Haine des "goor-jigeen"
L'homosexualité au Sénégal, pays majoritairement musulman et conservateur, est un délit pénal passible de cinq ans de prison, et la haine des "goor-jigeen" – le terme wolof péjoratif pour désigner les homos – y est répandue. Bien que rares, l'exhumation et les actes de barbarie sur la dépouille d'une personne présentée comme homosexuelle ne sont pas une première. Le romancier sénégalais Mohamed Mbougar Sarr, prix Goncourt 2021, évoque ce phénomène dans son roman De purs hommes, publié en 2018. Au moment de sa distinction, l'écrivain avait d'ailleurs subi pour ce livre une intraitable campagne de lynchage virtuel dans son pays natal, notamment sur Facebook et Twitter, mais aussi sur plusieurs chaîne de télévision privées.
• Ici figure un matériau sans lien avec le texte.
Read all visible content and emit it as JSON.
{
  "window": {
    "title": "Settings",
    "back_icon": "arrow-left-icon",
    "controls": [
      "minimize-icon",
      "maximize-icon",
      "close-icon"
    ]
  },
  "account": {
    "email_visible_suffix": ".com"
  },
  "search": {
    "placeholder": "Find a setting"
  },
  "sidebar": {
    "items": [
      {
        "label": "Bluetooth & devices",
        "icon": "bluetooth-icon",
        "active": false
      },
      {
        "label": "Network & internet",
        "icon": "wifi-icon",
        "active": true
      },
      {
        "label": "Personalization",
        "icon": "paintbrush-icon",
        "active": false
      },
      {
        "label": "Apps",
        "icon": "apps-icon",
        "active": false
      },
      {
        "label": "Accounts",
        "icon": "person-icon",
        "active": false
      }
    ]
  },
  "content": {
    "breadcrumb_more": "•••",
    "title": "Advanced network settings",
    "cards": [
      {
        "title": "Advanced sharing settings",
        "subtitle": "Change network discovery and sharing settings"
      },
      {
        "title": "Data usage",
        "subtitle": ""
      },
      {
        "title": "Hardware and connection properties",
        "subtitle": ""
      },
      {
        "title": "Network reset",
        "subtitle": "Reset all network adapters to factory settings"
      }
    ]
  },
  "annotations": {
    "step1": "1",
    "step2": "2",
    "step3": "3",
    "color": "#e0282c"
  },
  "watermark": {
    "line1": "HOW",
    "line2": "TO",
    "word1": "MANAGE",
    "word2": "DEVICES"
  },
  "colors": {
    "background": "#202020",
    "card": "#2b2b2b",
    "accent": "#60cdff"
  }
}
Sur place, les homosexuels se plaignent d'une montée des agressions et propos homophobes ces dernières années, un certain nombre fuyant le pays pour échapper aux discriminations. Le président Macky Sall, au pouvoir depuis 2012, tient lui-même régulièrement des propos homophobes. En 2021 et 2022, des milliers de personnes avaient manifesté dans la capitale, Dakar, pour réclamer un renforcement de la répression de l'homosexualité.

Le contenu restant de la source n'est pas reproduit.